The first section of our paper reviews these human-bird communication histories in multiple regions and culture groups, with particular illustration of Ayoreo ornithological knowledge in the Paraguayan Chaco. The second section investigates the implications of working at the interstices of multiple knowledge communities. Our group, in developing an Ethno-ornithology World Archive (EWA), seeks to create a digital repository for all kinds of bird-knowledge that is co-produced by and accessible to conservationists, researchers and local community members world-wide. There is also a sense in which the EWA is co-produced with birds themselves, in the recording and accessing of their vocalizations, visual depictions, and in the cultural knowledge, stories and interdependencies that have flourished between local peoples and birds. We explore the epistemic implications inherent to an online collection such as EWA, in which knowledge is commonly presumed to be parsable, collectible, archivable, translatable and comparable, but in reality often includes relational forms of knowing that are none of the above. In structuring the archive as co-produced in diverse epistemic zones, including those between people and other animals, we design for relational experiences to emerge in the process of interacting with the archive. These include procedures and labels that necessitate dialogue between, for example, Indigenous knowledge-holders and non-Indigenous scholars regarding appropriate use of archived materials; lesson plans that encourage school children to contribute original research by interviewing their elders; and realistic engagement between the interests of local communities, conservation ecologists and birds.
Knowledge coproduced: food security futures and food plant seed banking
Oliver Zanetti (The Open University, UK)
This paper interrogates the practice of seed banking in the light of its status as a coproducer of future food security. The genetic improvement of food crops, whether through conventional breeding or genetic modification, has been broadly regarded as a craft of human ingenuity – a project whose outcome is the work solely of communities of scientists. However, the increasing recognition of the necessity of plant genetic resource conservation through seed banks, and, furthermore, the employment of that banked seed in plant breeding practice, belies this argument. Seed banks may be understood as repositories of plant knowledge and experience; this is found in the traits developed and retained by plants which enabled their survival in a range of environments. Drawing on primary research in the fields of seed banking and plant breeding, this paper interrogates the coproduction of knowledges required in efforts to engender future food security by breeding more productive and more resilient crops. In so doing, it argues that while, on the one hand, the increasingly technical nature of plant breeding rests upon human ingenuity, on the other, by drawing on banked seed as a source of useful traits, the nonhuman knowledges encoded within plant DNA makes those plants coproducing agents of that endeavour.

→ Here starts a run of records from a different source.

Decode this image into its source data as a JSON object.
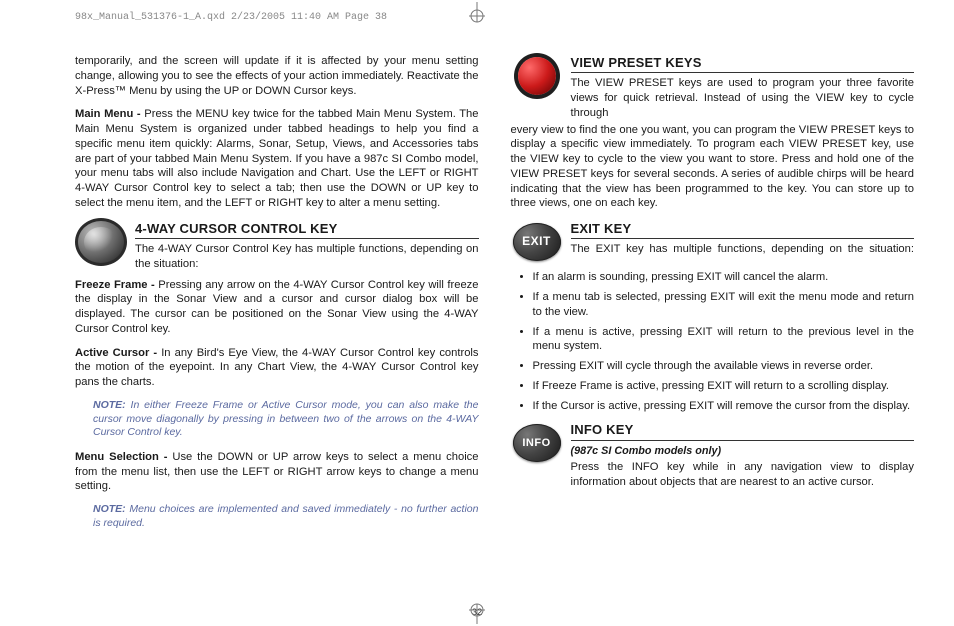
{
  "header": "98x_Manual_531376-1_A.qxd  2/23/2005  11:40 AM  Page 38",
  "page_number": "32",
  "left": {
    "intro": "temporarily, and the screen will update if it is affected by your menu setting change, allowing you to see the effects of your action immediately. Reactivate the X-Press™ Menu by using the UP or DOWN Cursor keys.",
    "mainmenu_label": "Main Menu - ",
    "mainmenu_text": "Press the MENU key twice for the tabbed Main Menu System. The Main Menu System is organized under tabbed headings to help you find a specific menu item quickly: Alarms, Sonar, Setup, Views, and Accessories tabs are part of your tabbed Main Menu System. If you have a 987c SI Combo model, your menu tabs will also include Navigation and Chart. Use the LEFT or RIGHT 4-WAY Cursor Control key to select a tab; then use the DOWN or UP key to select the menu item, and the LEFT or RIGHT key to alter a menu setting.",
    "cursor_heading": "4-WAY CURSOR CONTROL KEY",
    "cursor_intro": "The 4-WAY Cursor Control Key has multiple functions, depending on the situation:",
    "freeze_label": "Freeze Frame - ",
    "freeze_text": "Pressing any arrow on the 4-WAY Cursor Control key will freeze the display in the Sonar View and a cursor and cursor dialog box will be displayed. The cursor can be positioned on the Sonar View using the 4-WAY Cursor Control key.",
    "active_label": "Active Cursor - ",
    "active_text": "In any Bird's Eye View, the 4-WAY Cursor Control key controls the motion of the eyepoint. In any Chart View, the 4-WAY Cursor Control key pans the charts.",
    "note1_label": "NOTE: ",
    "note1_text": "In either Freeze Frame or Active Cursor mode, you can also make the cursor move diagonally by pressing in between two of the arrows on the 4-WAY Cursor Control key.",
    "menusel_label": "Menu Selection - ",
    "menusel_text": "Use the DOWN or UP arrow keys to select a menu choice from the menu list, then use the LEFT or RIGHT arrow keys to change a menu setting.",
    "note2_label": "NOTE: ",
    "note2_text": "Menu choices are implemented and saved immediately - no further action is required."
  },
  "right": {
    "preset_heading": "VIEW PRESET KEYS",
    "preset_intro": "The VIEW PRESET keys are used to program your three favorite views for quick retrieval. Instead of using the VIEW key to cycle through",
    "preset_cont": "every view to find the one you want, you can program the VIEW PRESET keys to display a specific view immediately. To program each VIEW PRESET key, use the VIEW key to cycle to the view you want to store. Press and hold one of the VIEW PRESET keys for several seconds. A series of audible chirps will be heard indicating that the view has been programmed to the key. You can store up to three views, one on each key.",
    "exit_heading": "EXIT KEY",
    "exit_label": "EXIT",
    "exit_intro": "The EXIT key has multiple functions, depending on the situation:",
    "exit_bullets": [
      "If an alarm is sounding, pressing EXIT will cancel the alarm.",
      "If a menu tab is selected, pressing EXIT will exit the menu mode and return to the view.",
      "If a menu is active, pressing EXIT will return to the previous level in the menu system.",
      "Pressing EXIT will cycle through the available views in reverse order.",
      "If Freeze Frame is active, pressing EXIT will return to a scrolling display.",
      "If the Cursor is active, pressing EXIT will remove the cursor from the display."
    ],
    "info_heading": "INFO KEY",
    "info_label": "INFO",
    "info_sub": "(987c SI Combo models only)",
    "info_text": "Press the INFO key while in any navigation view to display information about objects that are nearest to an active cursor."
  }
}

Session Conclusion: Co-production of knowledge with non-humans
Emma Roe (University of Southampton, UK)
Michelle Bastian (The University of Edinburgh, UK)
Owain Jones (Bath Spa University, UK)
Michael Buser (University of the West of England, UK)
This short conclusion to the one-day session will reflect on the topics explored throughout the day and offer an opportunity for wider discussion about the possibility of co-production with non-humans.